Arizona State will be without UCLA transfer outfielder Nick McLain for the next five to six weeks. Willie Bloomquist announced following Friday night’s season-opening win that McLain has a broken hamate bone and will require surgery that will keep him out for over a month.


This unfortunate development comes on the heels of a freshman season that McLain nearly entirely missed due to a back injury. If all goes according to plan, he’ll be back in time for the Territorial cup series against Arizona beginning on Friday, March 24.


“That was part of the plan going into this offseason; we needed to get depth at a lot of positions and create competition,” Willie Bloomquist said. “Obviously, it hurts to lose Nick, but we feel very confident with (Wyatt) Crenshaw and (Kien) Vu out there in the outfield next to those guys we have out there.”


Just last week, McLain spoke about his excitement surrounding the season opener and how he’s been feeding off the team’s energy during preseason practices.“


This is going to be my first opening day in college; I didn't really have one last year,” McLain explained. “We’ve been putting in a lot of work with the trainers, and just getting my body ready has been a priority.”


The hamate bone is a common stress fracture with baseball players. It sits on the top of the hand and is irritated by the rolling-over motion of a typical swing. It serves no real purpose in the hand, so McLain is having his clean removed in next week’s procedure.

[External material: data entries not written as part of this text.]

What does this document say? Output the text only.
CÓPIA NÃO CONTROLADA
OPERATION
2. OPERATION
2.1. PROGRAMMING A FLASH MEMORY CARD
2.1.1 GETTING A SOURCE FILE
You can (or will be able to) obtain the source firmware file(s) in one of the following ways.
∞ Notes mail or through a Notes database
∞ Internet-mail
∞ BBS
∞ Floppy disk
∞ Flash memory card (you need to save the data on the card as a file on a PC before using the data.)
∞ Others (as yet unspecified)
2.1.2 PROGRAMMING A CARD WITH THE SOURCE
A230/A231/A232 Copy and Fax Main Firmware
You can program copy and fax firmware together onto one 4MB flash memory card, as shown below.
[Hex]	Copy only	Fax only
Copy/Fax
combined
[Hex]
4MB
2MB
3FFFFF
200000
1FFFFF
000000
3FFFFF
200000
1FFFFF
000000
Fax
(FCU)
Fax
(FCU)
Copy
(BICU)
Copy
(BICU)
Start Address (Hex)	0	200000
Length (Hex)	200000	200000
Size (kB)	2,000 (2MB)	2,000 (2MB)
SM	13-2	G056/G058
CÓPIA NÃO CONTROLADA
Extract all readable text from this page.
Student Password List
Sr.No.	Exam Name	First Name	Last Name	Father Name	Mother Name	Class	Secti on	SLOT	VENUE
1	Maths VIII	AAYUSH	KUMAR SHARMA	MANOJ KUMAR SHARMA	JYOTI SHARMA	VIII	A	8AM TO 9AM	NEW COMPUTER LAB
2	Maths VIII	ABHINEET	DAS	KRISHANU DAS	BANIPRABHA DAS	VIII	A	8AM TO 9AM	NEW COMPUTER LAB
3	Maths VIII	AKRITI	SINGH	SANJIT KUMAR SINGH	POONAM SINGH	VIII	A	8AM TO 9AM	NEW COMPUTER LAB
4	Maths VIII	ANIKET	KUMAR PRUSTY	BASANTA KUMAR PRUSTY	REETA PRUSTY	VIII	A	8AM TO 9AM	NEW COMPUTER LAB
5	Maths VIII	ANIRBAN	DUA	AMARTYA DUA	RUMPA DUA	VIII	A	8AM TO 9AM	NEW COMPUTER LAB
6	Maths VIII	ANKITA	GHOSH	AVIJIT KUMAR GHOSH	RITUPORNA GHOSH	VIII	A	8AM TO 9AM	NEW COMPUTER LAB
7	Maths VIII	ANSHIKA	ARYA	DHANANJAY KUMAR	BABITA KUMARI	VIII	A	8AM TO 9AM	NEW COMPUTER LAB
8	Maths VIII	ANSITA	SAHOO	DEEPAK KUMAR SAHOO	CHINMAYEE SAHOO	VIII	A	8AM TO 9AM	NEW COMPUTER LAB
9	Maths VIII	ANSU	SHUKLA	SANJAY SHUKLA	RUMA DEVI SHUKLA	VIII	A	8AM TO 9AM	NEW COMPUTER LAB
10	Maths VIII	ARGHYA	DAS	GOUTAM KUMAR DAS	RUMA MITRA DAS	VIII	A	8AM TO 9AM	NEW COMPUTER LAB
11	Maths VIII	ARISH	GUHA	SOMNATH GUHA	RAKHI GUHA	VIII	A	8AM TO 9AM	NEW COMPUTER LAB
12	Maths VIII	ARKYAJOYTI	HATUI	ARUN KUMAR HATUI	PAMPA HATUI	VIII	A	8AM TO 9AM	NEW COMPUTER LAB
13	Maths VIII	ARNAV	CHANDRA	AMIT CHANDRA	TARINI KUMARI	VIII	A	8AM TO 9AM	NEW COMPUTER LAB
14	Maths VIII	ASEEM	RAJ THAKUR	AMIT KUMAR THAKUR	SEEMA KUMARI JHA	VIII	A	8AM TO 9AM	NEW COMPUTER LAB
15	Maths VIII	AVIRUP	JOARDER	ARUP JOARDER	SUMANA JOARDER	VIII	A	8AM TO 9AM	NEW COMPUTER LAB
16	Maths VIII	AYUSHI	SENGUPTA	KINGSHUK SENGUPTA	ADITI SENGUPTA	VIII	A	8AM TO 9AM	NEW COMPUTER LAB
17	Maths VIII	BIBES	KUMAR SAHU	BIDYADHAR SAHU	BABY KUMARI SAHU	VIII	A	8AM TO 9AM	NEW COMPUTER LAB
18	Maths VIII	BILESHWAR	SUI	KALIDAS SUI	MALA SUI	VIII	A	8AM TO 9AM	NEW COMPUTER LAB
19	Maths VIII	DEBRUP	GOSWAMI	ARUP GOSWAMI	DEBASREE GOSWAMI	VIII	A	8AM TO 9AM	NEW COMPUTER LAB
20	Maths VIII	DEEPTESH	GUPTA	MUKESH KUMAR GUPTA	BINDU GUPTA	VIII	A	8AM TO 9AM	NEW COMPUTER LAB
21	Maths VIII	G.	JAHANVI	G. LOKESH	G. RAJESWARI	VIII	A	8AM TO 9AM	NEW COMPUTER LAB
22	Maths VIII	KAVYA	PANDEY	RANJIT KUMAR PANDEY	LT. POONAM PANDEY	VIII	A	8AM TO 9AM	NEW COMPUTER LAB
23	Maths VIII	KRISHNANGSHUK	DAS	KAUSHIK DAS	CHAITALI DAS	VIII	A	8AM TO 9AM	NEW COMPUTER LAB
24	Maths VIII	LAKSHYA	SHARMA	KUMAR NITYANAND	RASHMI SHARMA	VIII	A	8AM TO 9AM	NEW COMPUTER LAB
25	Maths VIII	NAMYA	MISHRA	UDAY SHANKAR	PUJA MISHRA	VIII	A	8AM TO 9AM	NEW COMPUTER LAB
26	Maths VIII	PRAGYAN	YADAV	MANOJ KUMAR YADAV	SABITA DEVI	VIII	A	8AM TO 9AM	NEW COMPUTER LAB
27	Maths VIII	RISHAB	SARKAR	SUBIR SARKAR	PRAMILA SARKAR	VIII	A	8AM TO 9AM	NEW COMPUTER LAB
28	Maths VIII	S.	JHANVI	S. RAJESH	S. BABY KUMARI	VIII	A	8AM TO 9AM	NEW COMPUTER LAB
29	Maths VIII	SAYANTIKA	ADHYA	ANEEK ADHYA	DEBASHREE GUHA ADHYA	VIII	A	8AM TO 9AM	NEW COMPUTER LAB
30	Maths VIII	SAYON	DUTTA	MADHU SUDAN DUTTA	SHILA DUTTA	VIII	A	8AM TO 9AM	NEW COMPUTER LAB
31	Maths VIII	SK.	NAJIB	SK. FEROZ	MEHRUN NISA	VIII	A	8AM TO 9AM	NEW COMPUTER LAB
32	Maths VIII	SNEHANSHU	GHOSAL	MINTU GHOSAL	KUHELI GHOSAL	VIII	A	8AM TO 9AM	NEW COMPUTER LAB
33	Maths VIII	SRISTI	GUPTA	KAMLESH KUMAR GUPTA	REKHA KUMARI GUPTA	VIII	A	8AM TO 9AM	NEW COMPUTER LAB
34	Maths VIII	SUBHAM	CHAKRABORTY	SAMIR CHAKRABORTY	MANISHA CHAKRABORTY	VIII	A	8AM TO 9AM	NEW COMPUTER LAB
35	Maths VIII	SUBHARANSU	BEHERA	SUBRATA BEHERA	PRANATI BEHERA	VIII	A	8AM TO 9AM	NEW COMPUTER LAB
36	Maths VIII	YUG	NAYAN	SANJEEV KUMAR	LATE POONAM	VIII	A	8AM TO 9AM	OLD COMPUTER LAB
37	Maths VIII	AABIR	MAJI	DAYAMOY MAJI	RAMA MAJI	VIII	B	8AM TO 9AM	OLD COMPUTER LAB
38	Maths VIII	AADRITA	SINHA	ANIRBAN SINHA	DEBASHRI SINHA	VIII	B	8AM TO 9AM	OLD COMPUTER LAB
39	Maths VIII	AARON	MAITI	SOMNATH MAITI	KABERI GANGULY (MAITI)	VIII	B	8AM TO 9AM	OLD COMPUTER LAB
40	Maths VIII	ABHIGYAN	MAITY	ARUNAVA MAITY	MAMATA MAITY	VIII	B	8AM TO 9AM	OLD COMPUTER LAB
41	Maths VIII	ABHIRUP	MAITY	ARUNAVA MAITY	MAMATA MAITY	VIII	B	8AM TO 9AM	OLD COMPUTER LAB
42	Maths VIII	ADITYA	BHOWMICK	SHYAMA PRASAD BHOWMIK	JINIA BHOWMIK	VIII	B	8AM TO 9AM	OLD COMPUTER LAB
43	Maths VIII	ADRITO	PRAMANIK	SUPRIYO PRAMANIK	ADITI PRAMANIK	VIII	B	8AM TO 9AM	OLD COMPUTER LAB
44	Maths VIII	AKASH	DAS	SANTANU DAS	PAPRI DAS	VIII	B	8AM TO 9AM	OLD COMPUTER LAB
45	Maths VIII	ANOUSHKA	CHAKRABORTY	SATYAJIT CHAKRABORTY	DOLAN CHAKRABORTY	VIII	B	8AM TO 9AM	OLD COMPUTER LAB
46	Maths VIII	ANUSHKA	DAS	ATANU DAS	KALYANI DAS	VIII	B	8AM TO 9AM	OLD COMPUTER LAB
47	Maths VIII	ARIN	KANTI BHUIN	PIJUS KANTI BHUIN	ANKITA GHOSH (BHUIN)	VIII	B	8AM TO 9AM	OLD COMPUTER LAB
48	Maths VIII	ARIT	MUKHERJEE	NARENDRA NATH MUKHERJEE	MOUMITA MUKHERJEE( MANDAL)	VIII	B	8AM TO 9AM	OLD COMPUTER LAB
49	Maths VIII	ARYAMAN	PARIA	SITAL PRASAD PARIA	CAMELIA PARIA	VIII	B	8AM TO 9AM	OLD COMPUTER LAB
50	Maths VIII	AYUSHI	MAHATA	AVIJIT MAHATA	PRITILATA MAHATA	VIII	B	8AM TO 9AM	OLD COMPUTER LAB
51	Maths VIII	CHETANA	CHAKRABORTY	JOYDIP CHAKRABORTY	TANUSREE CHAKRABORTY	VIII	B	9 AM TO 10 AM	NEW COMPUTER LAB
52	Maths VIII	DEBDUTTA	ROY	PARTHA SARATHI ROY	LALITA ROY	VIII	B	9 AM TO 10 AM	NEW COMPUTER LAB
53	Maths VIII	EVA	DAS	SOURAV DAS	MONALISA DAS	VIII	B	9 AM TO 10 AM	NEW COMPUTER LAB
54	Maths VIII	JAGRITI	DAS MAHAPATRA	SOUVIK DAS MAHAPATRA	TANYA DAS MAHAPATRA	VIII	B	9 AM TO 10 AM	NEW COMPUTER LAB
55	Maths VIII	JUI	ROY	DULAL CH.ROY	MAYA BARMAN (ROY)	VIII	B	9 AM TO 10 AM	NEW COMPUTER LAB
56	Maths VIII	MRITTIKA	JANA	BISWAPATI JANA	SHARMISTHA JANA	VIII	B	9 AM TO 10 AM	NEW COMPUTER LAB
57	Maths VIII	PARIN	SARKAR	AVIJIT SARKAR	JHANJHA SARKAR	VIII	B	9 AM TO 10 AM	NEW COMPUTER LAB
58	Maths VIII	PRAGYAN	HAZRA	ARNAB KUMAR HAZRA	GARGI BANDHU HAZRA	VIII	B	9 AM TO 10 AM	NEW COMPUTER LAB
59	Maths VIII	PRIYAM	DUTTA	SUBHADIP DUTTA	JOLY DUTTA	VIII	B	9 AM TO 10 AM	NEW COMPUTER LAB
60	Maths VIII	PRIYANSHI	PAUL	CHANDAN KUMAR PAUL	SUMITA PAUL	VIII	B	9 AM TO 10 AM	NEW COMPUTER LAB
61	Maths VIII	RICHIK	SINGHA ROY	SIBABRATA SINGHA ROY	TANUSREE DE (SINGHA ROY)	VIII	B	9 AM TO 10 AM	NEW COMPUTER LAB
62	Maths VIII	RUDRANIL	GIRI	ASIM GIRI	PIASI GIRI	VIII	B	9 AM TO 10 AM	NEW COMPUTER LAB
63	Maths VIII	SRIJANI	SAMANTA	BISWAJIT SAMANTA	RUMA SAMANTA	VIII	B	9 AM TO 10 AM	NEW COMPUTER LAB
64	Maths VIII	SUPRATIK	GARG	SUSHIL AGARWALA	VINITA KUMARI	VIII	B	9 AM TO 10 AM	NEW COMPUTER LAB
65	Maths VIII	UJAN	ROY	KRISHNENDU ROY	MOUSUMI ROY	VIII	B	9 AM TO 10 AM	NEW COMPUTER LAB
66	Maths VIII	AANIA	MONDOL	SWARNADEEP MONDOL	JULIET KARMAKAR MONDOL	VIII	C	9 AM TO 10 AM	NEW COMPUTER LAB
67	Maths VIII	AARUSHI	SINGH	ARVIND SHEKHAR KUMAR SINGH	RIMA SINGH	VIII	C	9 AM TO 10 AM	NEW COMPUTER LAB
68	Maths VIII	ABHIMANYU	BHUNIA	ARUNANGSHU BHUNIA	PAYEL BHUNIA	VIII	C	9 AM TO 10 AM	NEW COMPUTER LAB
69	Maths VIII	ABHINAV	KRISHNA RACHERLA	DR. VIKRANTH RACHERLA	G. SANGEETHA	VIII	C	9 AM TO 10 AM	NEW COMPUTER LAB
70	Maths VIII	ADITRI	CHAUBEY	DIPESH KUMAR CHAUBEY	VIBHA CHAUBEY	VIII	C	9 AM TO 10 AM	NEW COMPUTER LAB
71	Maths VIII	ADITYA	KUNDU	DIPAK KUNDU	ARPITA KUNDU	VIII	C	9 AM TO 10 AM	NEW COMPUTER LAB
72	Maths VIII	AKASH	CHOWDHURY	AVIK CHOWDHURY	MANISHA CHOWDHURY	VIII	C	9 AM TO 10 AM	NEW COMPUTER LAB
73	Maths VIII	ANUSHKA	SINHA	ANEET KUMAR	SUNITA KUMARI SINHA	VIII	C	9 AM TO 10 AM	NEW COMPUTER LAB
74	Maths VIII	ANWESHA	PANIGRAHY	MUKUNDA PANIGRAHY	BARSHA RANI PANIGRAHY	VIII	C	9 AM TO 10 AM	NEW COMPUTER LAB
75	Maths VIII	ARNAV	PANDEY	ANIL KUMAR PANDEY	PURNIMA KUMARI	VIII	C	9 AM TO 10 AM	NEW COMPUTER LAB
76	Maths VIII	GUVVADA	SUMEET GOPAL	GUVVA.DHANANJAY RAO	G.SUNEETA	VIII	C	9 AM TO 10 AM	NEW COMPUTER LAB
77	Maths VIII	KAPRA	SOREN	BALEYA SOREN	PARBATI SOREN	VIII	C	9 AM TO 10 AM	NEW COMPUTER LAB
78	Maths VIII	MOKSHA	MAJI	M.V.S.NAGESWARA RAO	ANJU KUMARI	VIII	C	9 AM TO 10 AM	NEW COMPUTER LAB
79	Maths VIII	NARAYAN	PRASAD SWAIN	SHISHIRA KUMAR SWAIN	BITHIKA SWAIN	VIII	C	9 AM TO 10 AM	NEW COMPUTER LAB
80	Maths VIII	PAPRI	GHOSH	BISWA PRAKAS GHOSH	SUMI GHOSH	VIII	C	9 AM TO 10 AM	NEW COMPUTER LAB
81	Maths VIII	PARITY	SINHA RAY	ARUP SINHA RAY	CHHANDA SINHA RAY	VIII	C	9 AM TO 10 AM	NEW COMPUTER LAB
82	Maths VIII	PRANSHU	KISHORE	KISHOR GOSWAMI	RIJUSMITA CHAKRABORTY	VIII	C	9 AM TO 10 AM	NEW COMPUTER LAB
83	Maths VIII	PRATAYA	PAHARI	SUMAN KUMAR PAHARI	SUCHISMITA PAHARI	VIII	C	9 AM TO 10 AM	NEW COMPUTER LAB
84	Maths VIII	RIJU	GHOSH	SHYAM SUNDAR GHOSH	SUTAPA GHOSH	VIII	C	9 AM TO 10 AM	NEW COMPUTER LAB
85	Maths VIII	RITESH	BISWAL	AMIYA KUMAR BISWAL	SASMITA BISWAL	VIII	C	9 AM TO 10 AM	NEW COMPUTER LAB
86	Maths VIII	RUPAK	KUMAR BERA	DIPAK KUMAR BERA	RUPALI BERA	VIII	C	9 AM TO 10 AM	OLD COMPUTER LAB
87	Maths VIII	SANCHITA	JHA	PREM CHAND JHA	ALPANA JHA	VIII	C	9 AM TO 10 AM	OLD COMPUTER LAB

On Friday night, it was Wyatt Crenshaw starting in his place; on Saturday, it may be him, Kien Vu, or another combination that Willie Bloomquist cooks up. ASU added impressive depth in the offseason, and it is already being tested. If the team can produce without McLain for the next month and change, his addition in late March should serve as an injection of energy and talent.